LLMs still contribute at this stage for drafting language and refining talking points. But the structural work belongs to tooling that does not leave room for interpretation. And there is a straightforward cost consideration: formatting a deck correctly does not always require tokens. Running every formatting task through a language model would be expensive and would introduce variance into work that has a single correct answer. Deck Check handles those checks without going to a language model at all.
Stage 4: Review and Finalization
Human review is necessary but not sufficient. Reviewers miss things, especially on the tenth pass of a document they have been looking at for three days. Formatting checks catch structural issues but not contextual ones. A chart can be on-brand and directly contradict the text on the same slide. The IRR in the executive summary could say 18% while the model output on slide 12 says 16.4%, and nobody catches it until the client does.
This is the specific problem Deck Check AIR (AI Review) is built to address. It uses purpose-built AI to catch contextual errors and miscalculations, which formatting tools aren’t built to address, and where a human reviewer is most likely to miss something.
These AI features are targeted fixes for a well-defined gap. For example, you do not need AI Review for most formatting tasks, but do need it to catch logical inconsistencies and cross-slide contextual mismatches. Macabacus applies AI where the task genuinely requires it, and does not apply it where a more reliable approach exists.
By the time the work reaches a client or stakeholder, it carries the credibility of everyone who touched it. AI has not changed who owns the output or what it means when something is wrong. The number is either right or it is not, and the responsibility sits with the team.
What AI has changed is how the work reaches this stage, and in some cases how quickly. Getting to a first draft faster is valuable. But the confidence you carry into the room is a direct function of a thorough review process that comes afterward.
?
Many analysts have started their careers with these tools and seen how fast the capabilities are improving. If AI keeps getting better, why build a workflow that uses non-AI tools at all? Why introduce another tool if you are already paying for Claude, ChatGPT or Copilot?

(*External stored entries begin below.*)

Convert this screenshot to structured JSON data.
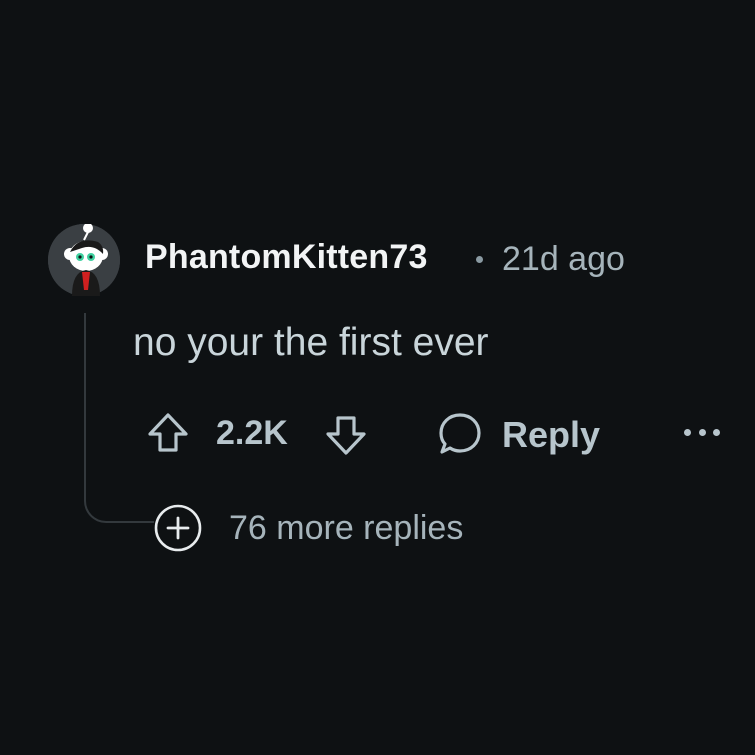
{
  "comment": {
    "username": "PhantomKitten73",
    "separator": "·",
    "timestamp": "21d ago",
    "body": "no your the first ever",
    "score": "2.2K",
    "reply_label": "Reply",
    "more_replies_label": "76 more replies"
  },
  "icons": {
    "avatar": "user-avatar",
    "upvote": "upvote-arrow-icon",
    "downvote": "downvote-arrow-icon",
    "reply": "speech-bubble-icon",
    "more": "ellipsis-icon",
    "expand": "plus-circle-icon"
  },
  "colors": {
    "background": "#0e1113",
    "username": "#f2f4f5",
    "meta": "#a6b4bb",
    "thread_line": "#33393d"
  }
}
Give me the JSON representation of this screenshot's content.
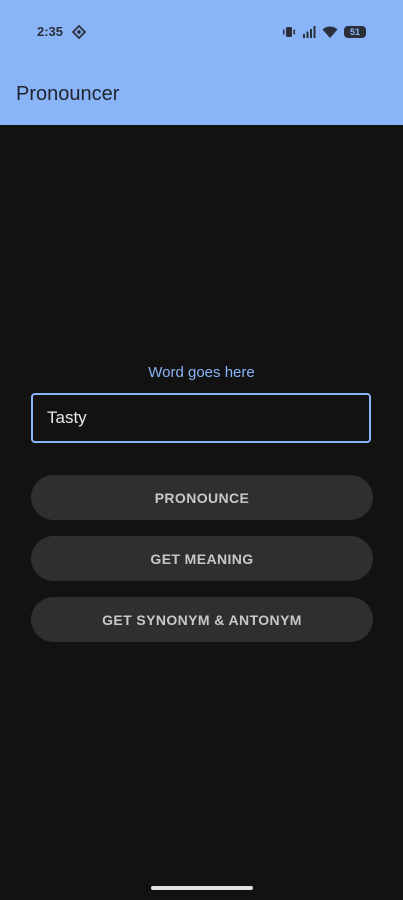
{
  "status_bar": {
    "time": "2:35",
    "battery_level": "51",
    "icons": [
      "diamond-icon",
      "vibrate-icon",
      "signal-icon",
      "wifi-icon",
      "battery-icon"
    ]
  },
  "app_bar": {
    "title": "Pronouncer",
    "background": "#8ab4f8"
  },
  "form": {
    "label": "Word goes here",
    "input_value": "Tasty"
  },
  "buttons": {
    "pronounce": "PRONOUNCE",
    "meaning": "GET MEANING",
    "synonym": "GET SYNONYM & ANTONYM"
  },
  "colors": {
    "accent": "#8ab4f8",
    "background": "#121212",
    "button": "#2f2f2f"
  }
}
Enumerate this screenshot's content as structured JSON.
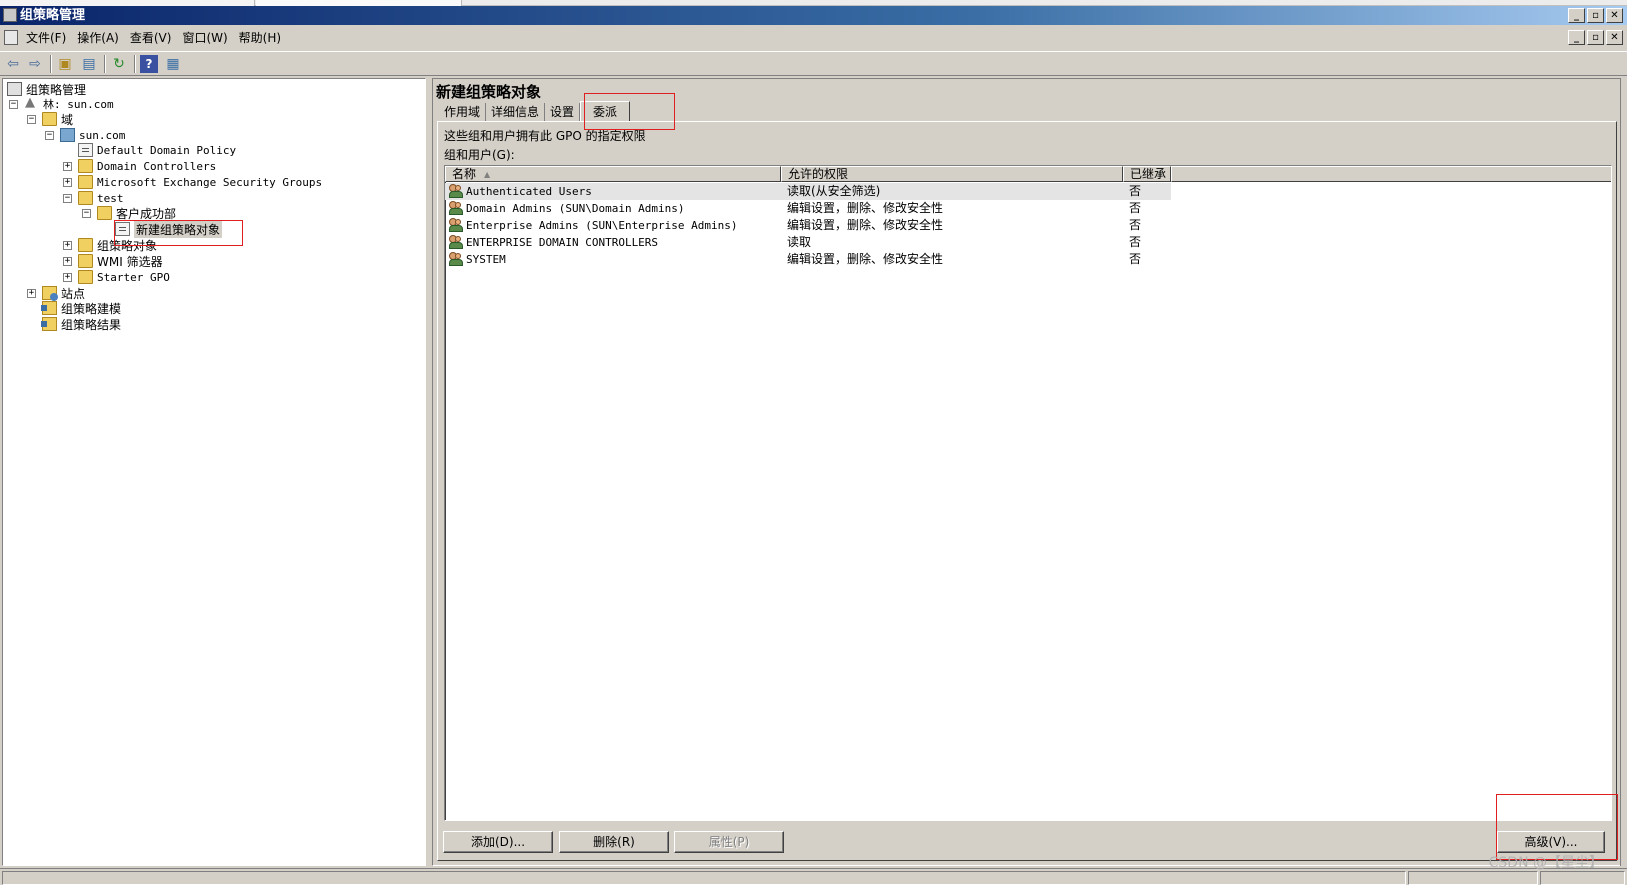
{
  "window": {
    "title": "组策略管理",
    "controls": [
      "_",
      "▫",
      "✕"
    ]
  },
  "menu": [
    "文件(F)",
    "操作(A)",
    "查看(V)",
    "窗口(W)",
    "帮助(H)"
  ],
  "toolbar_icons": [
    "back-icon",
    "forward-icon",
    "up-folder-icon",
    "show-hide-tree-icon",
    "refresh-icon",
    "help-icon",
    "properties-icon"
  ],
  "tree": {
    "root": "组策略管理",
    "forest": "林: sun.com",
    "domains": "域",
    "domain": "sun.com",
    "default_policy": "Default Domain Policy",
    "domain_controllers": "Domain Controllers",
    "exchange_groups": "Microsoft Exchange Security Groups",
    "test_ou": "test",
    "sub_ou": "客户成功部",
    "new_gpo": "新建组策略对象",
    "gpo_objects": "组策略对象",
    "wmi_filters": "WMI 筛选器",
    "starter_gpo": "Starter GPO",
    "sites": "站点",
    "modeling": "组策略建模",
    "results": "组策略结果"
  },
  "right": {
    "title": "新建组策略对象",
    "tabs": [
      "作用域",
      "详细信息",
      "设置",
      "委派"
    ],
    "description": "这些组和用户拥有此 GPO 的指定权限",
    "groups_label": "组和用户(G):",
    "columns": [
      "名称",
      "允许的权限",
      "已继承"
    ],
    "rows": [
      {
        "name": "Authenticated Users",
        "permission": "读取(从安全筛选)",
        "inherited": "否"
      },
      {
        "name": "Domain Admins (SUN\\Domain Admins)",
        "permission": "编辑设置，删除、修改安全性",
        "inherited": "否"
      },
      {
        "name": "Enterprise Admins (SUN\\Enterprise Admins)",
        "permission": "编辑设置，删除、修改安全性",
        "inherited": "否"
      },
      {
        "name": "ENTERPRISE DOMAIN CONTROLLERS",
        "permission": "读取",
        "inherited": "否"
      },
      {
        "name": "SYSTEM",
        "permission": "编辑设置，删除、修改安全性",
        "inherited": "否"
      }
    ],
    "buttons": {
      "add": "添加(D)...",
      "remove": "删除(R)",
      "properties": "属性(P)",
      "advanced": "高级(V)..."
    }
  },
  "watermark": "CSDN @【星尘】"
}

The answer is that, though they can be embedded in other software, LLMs as a whole are not built to live in Excel and PowerPoint the way Macabacus is. They can draft, summarize, and assist with language and reasoning. They cannot refresh your PowerPoint from a database pull, or enforce your firm’s brand standards on every chart. Those are not gaps that a more capable LLM will fully close, because they are not purely content-creation problems. They are precision problems, and they require a tool built specifically for that environment.

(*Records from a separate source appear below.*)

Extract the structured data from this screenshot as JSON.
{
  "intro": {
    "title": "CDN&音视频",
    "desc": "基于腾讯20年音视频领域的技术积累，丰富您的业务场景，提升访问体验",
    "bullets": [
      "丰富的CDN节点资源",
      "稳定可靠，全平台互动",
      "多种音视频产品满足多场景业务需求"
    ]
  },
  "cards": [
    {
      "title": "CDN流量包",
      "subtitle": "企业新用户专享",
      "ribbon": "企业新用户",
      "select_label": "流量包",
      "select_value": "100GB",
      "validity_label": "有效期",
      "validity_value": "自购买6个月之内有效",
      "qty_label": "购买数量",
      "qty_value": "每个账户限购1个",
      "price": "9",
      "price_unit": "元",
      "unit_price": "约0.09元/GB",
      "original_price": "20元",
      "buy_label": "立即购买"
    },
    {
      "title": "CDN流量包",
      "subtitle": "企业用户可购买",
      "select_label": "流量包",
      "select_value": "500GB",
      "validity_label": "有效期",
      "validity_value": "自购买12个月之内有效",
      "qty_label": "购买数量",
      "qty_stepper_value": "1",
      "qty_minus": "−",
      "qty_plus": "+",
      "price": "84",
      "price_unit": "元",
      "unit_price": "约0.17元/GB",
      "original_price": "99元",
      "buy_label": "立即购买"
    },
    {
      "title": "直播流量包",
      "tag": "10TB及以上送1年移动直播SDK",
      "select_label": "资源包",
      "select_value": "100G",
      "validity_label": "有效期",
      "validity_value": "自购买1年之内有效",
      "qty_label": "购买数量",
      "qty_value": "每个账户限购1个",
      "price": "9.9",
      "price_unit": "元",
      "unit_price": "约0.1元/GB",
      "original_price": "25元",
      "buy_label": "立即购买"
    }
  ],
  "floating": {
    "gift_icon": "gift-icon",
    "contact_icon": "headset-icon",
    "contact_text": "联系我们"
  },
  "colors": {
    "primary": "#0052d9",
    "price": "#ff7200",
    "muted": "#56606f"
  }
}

Macabacus continues to add AI capabilities where they genuinely help, like our AI-driven enhancement to Deck Check. But the work still lives in M365. Models need to be carefully constructed, audited, and polished. Slides still need to tie to the numbers. This will hold true well into the future, and the tools that facilitate that work are not optional.
The enthusiasm around AI adoption often overlooks its costs. Routing every task through a large language model, including tasks with a single correct answer, pays a premium for probability (via LLM tokens) when determinism is expected, available, and cheaper. For example, slide formatting can be verified and enforced without a single AI token. Many model errors can be identified without calling an MCP. Sometimes the correct tool is the one built to be right, not the one built to be fluent.